Advocates of outsourcing generally use an array of rhetorical arguments, including saying, “Cheaper imports mean that incomes can be stretched to buy more goods and services.” The argument obviates the fact that the 10.5 million people who lost their jobs in the process will get little satisfaction from the availability of goods at a lower cost. Moreover, there is no evidence that there is any truth to the statement. No evidence is at least provided, while evidence does exist that demonstrates that no cost savings is passed on to the consumer.
Just addressing the claim of passing savings on to the consumer from a rhetorical perspective, suspicion of the claim must certainly arise when the purpose of outsourcing is considered. Article after article, page after page of outsourcing services provider promises lowered costs of production or providing services with the promise of greater capacity for expansion.

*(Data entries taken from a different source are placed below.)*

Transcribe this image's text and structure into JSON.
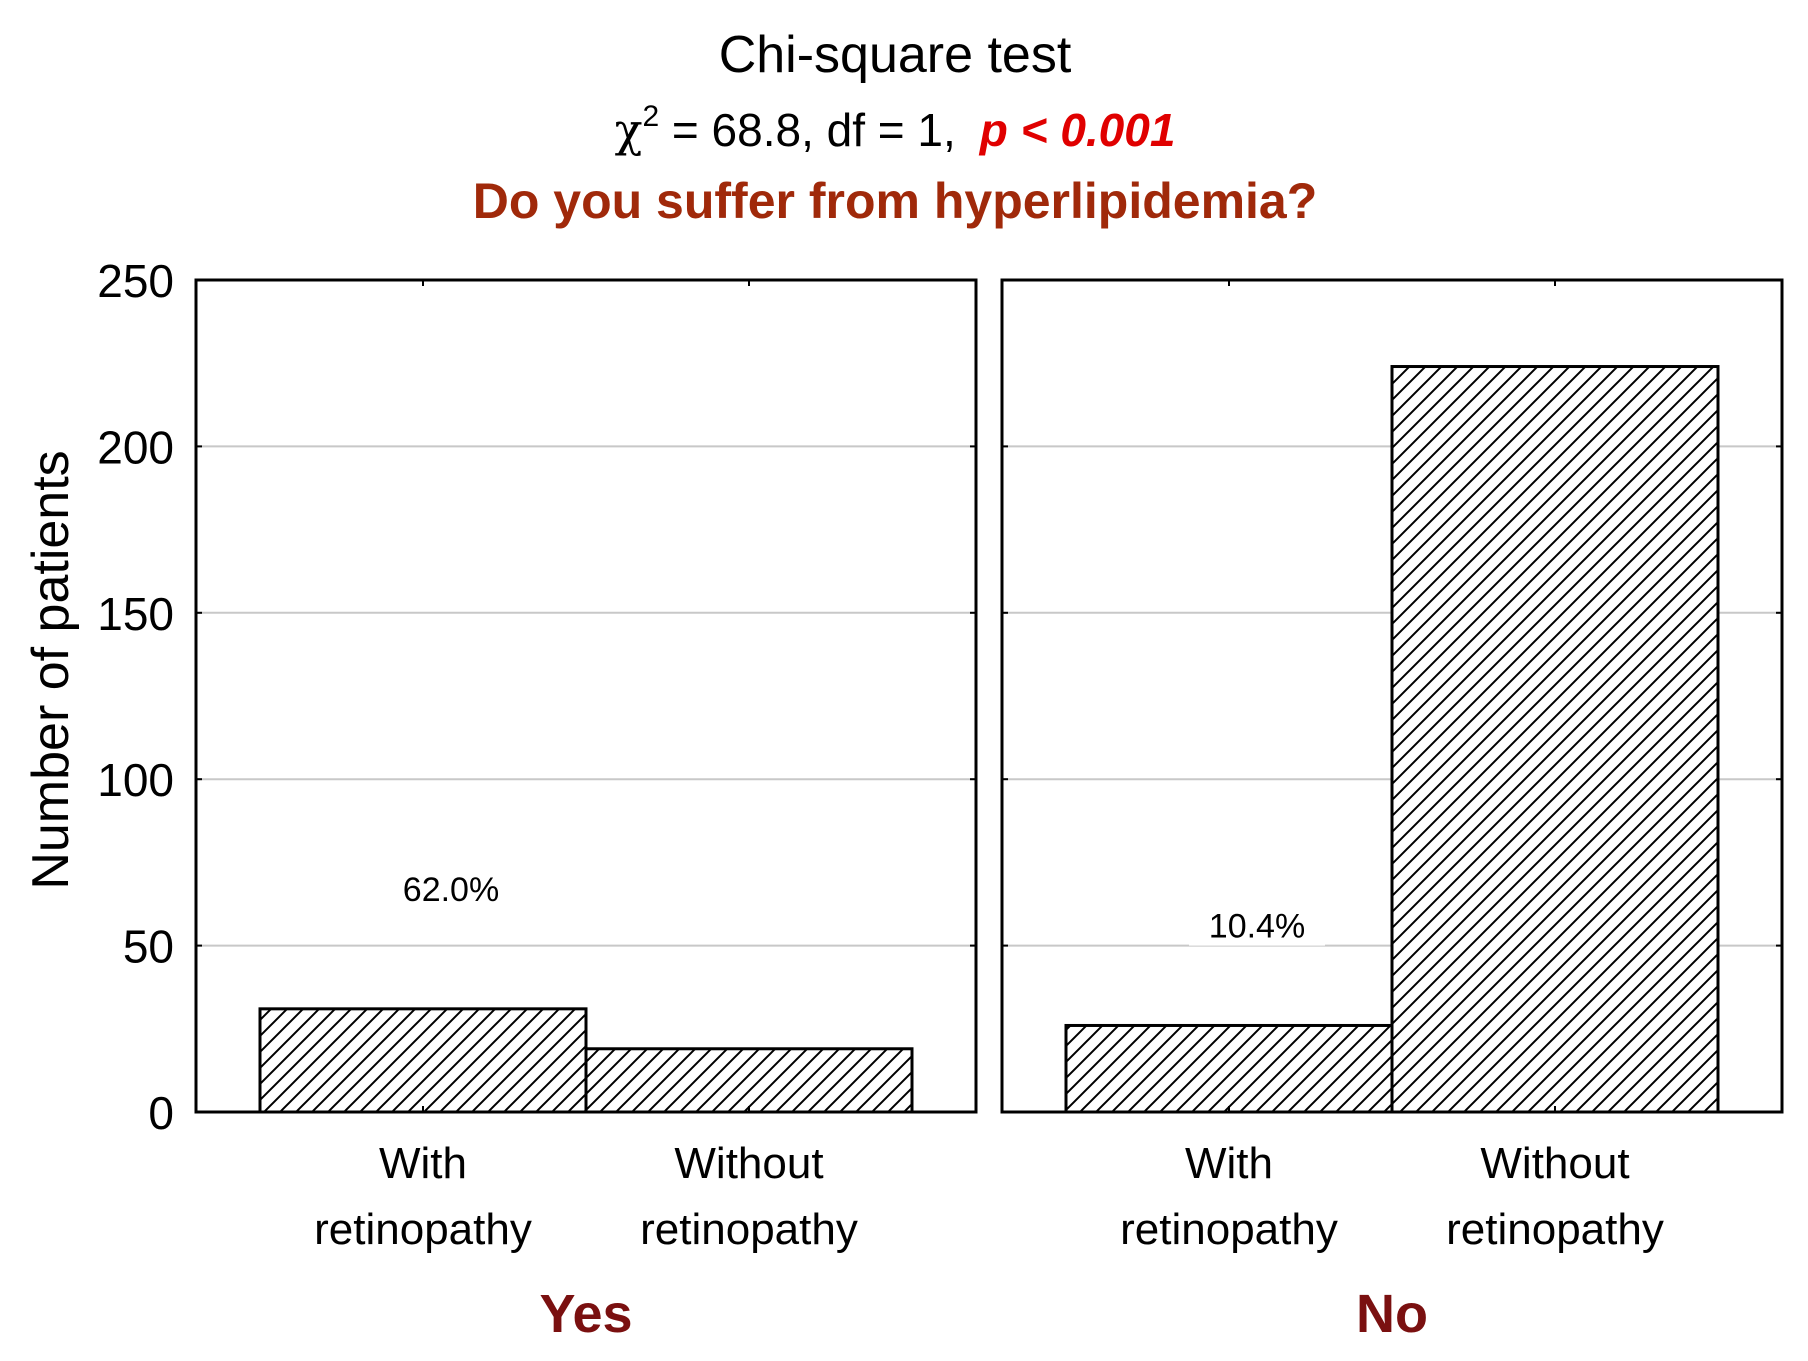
{
  "chart_data": {
    "type": "bar",
    "title": "Chi-square test",
    "stat_line": {
      "chi_symbol": "χ",
      "superscript": "2",
      "stat_rest": " = 68.8,  df = 1,",
      "p_label": "p < 0.001",
      "p_color": "#e00000"
    },
    "question": "Do you suffer from hyperlipidemia?",
    "question_color": "#a0290a",
    "ylabel": "Number of patients",
    "ylim": [
      0,
      250
    ],
    "yticks": [
      "0",
      "50",
      "100",
      "150",
      "200",
      "250"
    ],
    "grid": true,
    "bar_fill": "diagonal-hatch",
    "panels": [
      {
        "group_label": "Yes",
        "categories": [
          "With retinopathy",
          "Without retinopathy"
        ],
        "category_lines": [
          [
            "With",
            "retinopathy"
          ],
          [
            "Without",
            "retinopathy"
          ]
        ],
        "values": [
          31,
          19
        ],
        "annotation": "62.0%",
        "annotation_y": 67
      },
      {
        "group_label": "No",
        "categories": [
          "With retinopathy",
          "Without retinopathy"
        ],
        "category_lines": [
          [
            "With",
            "retinopathy"
          ],
          [
            "Without",
            "retinopathy"
          ]
        ],
        "values": [
          26,
          224
        ],
        "annotation": "10.4%",
        "annotation_y": 56
      }
    ],
    "group_label_color": "#7a1010"
  }
}
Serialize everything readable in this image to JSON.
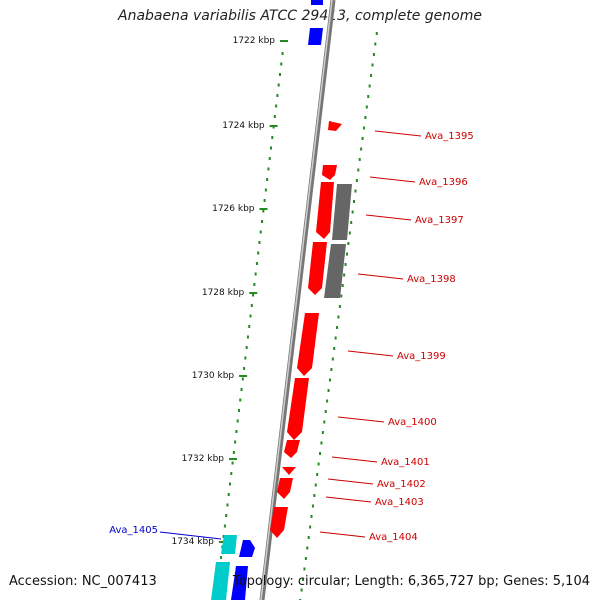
{
  "title": "Anabaena variabilis ATCC 29413, complete genome",
  "footer": {
    "accession": "Accession: NC_007413",
    "info": "Topology: circular; Length: 6,365,727 bp; Genes: 5,104"
  },
  "colors": {
    "forward_gene": "#ff0000",
    "reverse_gene": "#0000ff",
    "highlight_gene": "#00cccc",
    "pseudo_gene": "#666666",
    "tick": "#228b22",
    "backbone": "#999999",
    "label_forward": "#cc0000",
    "label_reverse": "#0000cc"
  },
  "scale": {
    "unit": "kbp",
    "ticks": [
      {
        "value": 1722,
        "label": "1722 kbp"
      },
      {
        "value": 1724,
        "label": "1724 kbp"
      },
      {
        "value": 1726,
        "label": "1726 kbp"
      },
      {
        "value": 1728,
        "label": "1728 kbp"
      },
      {
        "value": 1730,
        "label": "1730 kbp"
      },
      {
        "value": 1732,
        "label": "1732 kbp"
      },
      {
        "value": 1734,
        "label": "1734 kbp"
      }
    ]
  },
  "genes": [
    {
      "name": "Ava_1395",
      "color": "forward_gene",
      "label_color": "label_forward"
    },
    {
      "name": "Ava_1396",
      "color": "forward_gene",
      "label_color": "label_forward"
    },
    {
      "name": "Ava_1397",
      "color": "forward_gene",
      "label_color": "label_forward"
    },
    {
      "name": "Ava_1398",
      "color": "forward_gene",
      "label_color": "label_forward"
    },
    {
      "name": "Ava_1399",
      "color": "forward_gene",
      "label_color": "label_forward"
    },
    {
      "name": "Ava_1400",
      "color": "forward_gene",
      "label_color": "label_forward"
    },
    {
      "name": "Ava_1401",
      "color": "forward_gene",
      "label_color": "label_forward"
    },
    {
      "name": "Ava_1402",
      "color": "forward_gene",
      "label_color": "label_forward"
    },
    {
      "name": "Ava_1403",
      "color": "forward_gene",
      "label_color": "label_forward"
    },
    {
      "name": "Ava_1404",
      "color": "forward_gene",
      "label_color": "label_forward"
    },
    {
      "name": "Ava_1405",
      "color": "highlight_gene",
      "label_color": "label_reverse"
    }
  ]
}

While it could be argued that the price level of computers has reduced dramatically over the past decade, the more probable explanation is in the law of supply and demand. Not only are there more competitors in the market today than ten years ago, but ownership has reached a point of market saturation wherein new computers are bought primarily as gifts for college bound students or other occasions, or to replace an older computer that computed its last bit.
If the observation that there has been no reduction of the cost of services from Wells Fargo or Verizon consequent to outsourcing, the Apple iPhone provides a more substantive example of the rhetorical well-wishing of the lower-cost-to-the-consumer argument. Not only is the iPhone an enormously profitable product for Apple, but outsourcing has resulted in no reduction of the cost since it was introduced in 2007.
Aside from the jobs lost to outsourcing, it has also contributed to an expanded global market, where emerging economies with a promise to change the world are changing the world—but not for the greater wealth of the nation, not at least for those whose income is derived from ownership, investment or upper level management in global enterprise. As markets continue to expand globally, these people will continue to thrive, while the American consumer’s share of the consumption diminishes—along with the number of jobs and it’s ability to consume. The simple fact is that the wealthy no longer need the American consumer to grow wealthier. In fact, the American consumer has become an expensive accessory that no longer matches the fashion trend.
Effectively, reactionary neocon ideologues continue to violate the economic principles upon which our nation’s wealth was built, much in the same way that a pedophile who offers candy to a child in order to have their way violates that child’s innocence. Whether it is tax savings or savings at retail stores, “here, tax payer,” they say, “keep more of your hard earned money. All you need do is vote for us.”
All the while, they plot to privatize our societal safety nets for the benefit of their wealthy financiers; they plot to ease the tax burden further on those among the 1% who financed them; they plot to ease the tax burden on themselves as they moved into their lucrative “post-public service” positions as lobbyists and speaking engagements; they plot to weaken all opposition, especially organized labor; they plot and, by all appearances, have done their best to keep unemployment high in order to keep incomes from going up. This emphasis on neomercantilist policy, paralleling that of the 19th Century, has undone the wealth of the United States—though not the wealth of the wealthiest to whose bidding today’s Republican party has dedicated itself.